Jesus heals the man and turns on the host and his fellow scholars.  He points out that if it was something valuable to them that was endangered, they wouldn’t hesitate to save their child or their work animal no matter what the day.  So, “Is it lawful to cure on the Sabbath or not?”  Don’t compassion and mercy in the face of human need outweigh the bazillion man-made laws zealously enforced by the Pharisees about exactly how much energy anyone could expend on the Sabbath before they broke the rules.  And there were lots of rules in Jesus’ day, down to the permissible weight of a lamp that could be moved from one side of a room to the other on the Sabbath.

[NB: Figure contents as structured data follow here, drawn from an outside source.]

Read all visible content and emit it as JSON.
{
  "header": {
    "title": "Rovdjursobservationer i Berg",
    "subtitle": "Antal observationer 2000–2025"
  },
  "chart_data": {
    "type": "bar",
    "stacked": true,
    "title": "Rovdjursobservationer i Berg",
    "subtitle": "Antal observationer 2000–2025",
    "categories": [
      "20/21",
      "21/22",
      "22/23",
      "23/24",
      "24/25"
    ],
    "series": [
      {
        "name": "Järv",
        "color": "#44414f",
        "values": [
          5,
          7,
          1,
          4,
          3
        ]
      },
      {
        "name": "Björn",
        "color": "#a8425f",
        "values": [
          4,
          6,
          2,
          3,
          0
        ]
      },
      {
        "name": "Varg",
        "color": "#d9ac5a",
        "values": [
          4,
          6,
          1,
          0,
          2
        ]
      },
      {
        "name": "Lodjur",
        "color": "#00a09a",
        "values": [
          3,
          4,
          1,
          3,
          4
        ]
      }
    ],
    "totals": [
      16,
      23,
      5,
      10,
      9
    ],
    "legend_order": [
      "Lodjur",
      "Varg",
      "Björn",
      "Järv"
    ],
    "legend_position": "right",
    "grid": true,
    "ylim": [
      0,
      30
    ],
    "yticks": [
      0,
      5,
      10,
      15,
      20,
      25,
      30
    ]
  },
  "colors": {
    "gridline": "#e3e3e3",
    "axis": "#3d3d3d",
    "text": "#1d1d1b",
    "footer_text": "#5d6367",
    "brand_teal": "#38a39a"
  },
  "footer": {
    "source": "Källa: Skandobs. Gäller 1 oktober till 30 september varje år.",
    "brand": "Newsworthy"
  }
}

The Pharisees don’t realize that Jesus is the human face of God.  They don’t stop to consider how often throughout the history of their people God has been kind and compassionate to them.  But that’s exactly what Paul is reflecting on in our first reading.  God gave my people everything, he muses – life, love, the Law, prophets to call them back when they strayed, forgiveness.  Even the longed-for Messiah was one of us.  Yet many of my people have turned their backs on what God has wrought in our midst. 

This lament of the apostle Paul is only a very small part of a larger section encompassing chapters 9-11 of his letter to the Romans.  The overall emphasis is more on the faithfulness of God than the faithlessness of some of his people.  If there is a bright light in any of this, it is that the unbelief of some of the Jews has allowed the Gospel to spread to all the world through the Gentiles.  Paul ends these chapters saying that God has not rejected Israel; they are the people God chose.  God will patiently wait for them to respond.  At the end of chapter 11, Paul asserts that whatever God is doing and however God is doing it, God ultimately wants to show mercy to all (11:32).

Action
Mercy and compassion – the threads running through both our Scripture readings today.  Mercy and compassion – the threads running through the discussions at the Synod on the Family these past few weeks in Rome.  Mercy – the theme for the upcoming extraordinary jubilee year proclaimed by Pope Francis.

Mercy and compassion – the gifts God wants us to extend to others.  How well do we do that?